Year: 2020, Volume: 21, Issue: 114, Pages: 1−33
Deep generative models have been praised for their ability to learn smooth latent representations of images, text, and audio, which can then be used to generate new, plausible data. Motivated by these success stories, there has been a surge of interest in developing deep generative models for automated molecule design. However, these models face several difficulties due to the unique characteristics of molecular graphs—their underlying structure is not Euclidean or grid-like, they remain isomorphic under permutation of the nodes’ labels, and they come with a different number of nodes and edges. In this paper, we first propose a novel variational autoencoder for molecular graphs, whose encoder and decoder are specially designed to account for the above properties by means of several technical innovations. Moreover, in contrast with the state of the art, our decoder is able to provide the spatial coordinates of the atoms of the molecules it generates.

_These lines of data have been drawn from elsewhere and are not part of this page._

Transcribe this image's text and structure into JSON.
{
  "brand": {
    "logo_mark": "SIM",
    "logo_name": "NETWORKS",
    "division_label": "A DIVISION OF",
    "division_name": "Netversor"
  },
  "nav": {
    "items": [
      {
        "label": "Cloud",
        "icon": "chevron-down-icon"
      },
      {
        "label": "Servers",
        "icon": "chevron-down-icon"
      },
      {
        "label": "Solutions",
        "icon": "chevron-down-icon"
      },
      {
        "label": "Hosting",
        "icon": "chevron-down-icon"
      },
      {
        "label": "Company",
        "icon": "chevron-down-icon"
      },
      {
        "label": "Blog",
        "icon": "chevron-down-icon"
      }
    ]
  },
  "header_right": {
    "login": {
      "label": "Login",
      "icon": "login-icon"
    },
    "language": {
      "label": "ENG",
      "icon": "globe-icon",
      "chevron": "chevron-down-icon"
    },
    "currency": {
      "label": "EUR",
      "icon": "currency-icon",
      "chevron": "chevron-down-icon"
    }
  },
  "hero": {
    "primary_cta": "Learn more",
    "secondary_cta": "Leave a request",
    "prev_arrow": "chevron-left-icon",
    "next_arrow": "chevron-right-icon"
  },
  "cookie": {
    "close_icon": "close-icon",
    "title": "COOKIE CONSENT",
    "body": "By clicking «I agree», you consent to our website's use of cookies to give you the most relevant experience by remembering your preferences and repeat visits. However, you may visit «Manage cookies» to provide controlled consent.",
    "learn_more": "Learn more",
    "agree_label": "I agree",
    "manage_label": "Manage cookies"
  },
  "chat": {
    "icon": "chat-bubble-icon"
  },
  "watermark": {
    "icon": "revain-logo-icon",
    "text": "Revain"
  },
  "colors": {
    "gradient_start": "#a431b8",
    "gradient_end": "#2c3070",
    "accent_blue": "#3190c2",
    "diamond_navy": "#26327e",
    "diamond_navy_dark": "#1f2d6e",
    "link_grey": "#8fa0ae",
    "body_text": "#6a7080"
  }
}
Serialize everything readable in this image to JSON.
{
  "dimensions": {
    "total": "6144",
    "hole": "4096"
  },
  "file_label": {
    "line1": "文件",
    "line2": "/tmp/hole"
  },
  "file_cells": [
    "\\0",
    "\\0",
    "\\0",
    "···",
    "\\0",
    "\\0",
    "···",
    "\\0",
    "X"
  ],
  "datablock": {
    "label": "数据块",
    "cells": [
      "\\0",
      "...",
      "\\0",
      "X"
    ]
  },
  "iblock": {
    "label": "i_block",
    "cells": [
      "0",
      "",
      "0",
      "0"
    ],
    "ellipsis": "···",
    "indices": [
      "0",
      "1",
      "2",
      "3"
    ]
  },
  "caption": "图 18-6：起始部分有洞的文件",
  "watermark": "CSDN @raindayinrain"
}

Then, we develop a gradient-based algorithm to optimize the decoder of our model so that it learns to generate molecules that maximize the value of certain property of interest and, given any arbitrary molecule, it is able to optimize the spatial configuration of its atoms for greater stability. Experiments reveal that our variational autoencoder can discover plausible, diverse and novel molecules more effectively than several state of the art models. Moreover, for several properties of interest, our optimized decoder is able to identify molecules with property values 121% higher than those identified by several state of the art methods based on Bayesian optimization and reinforcement learning.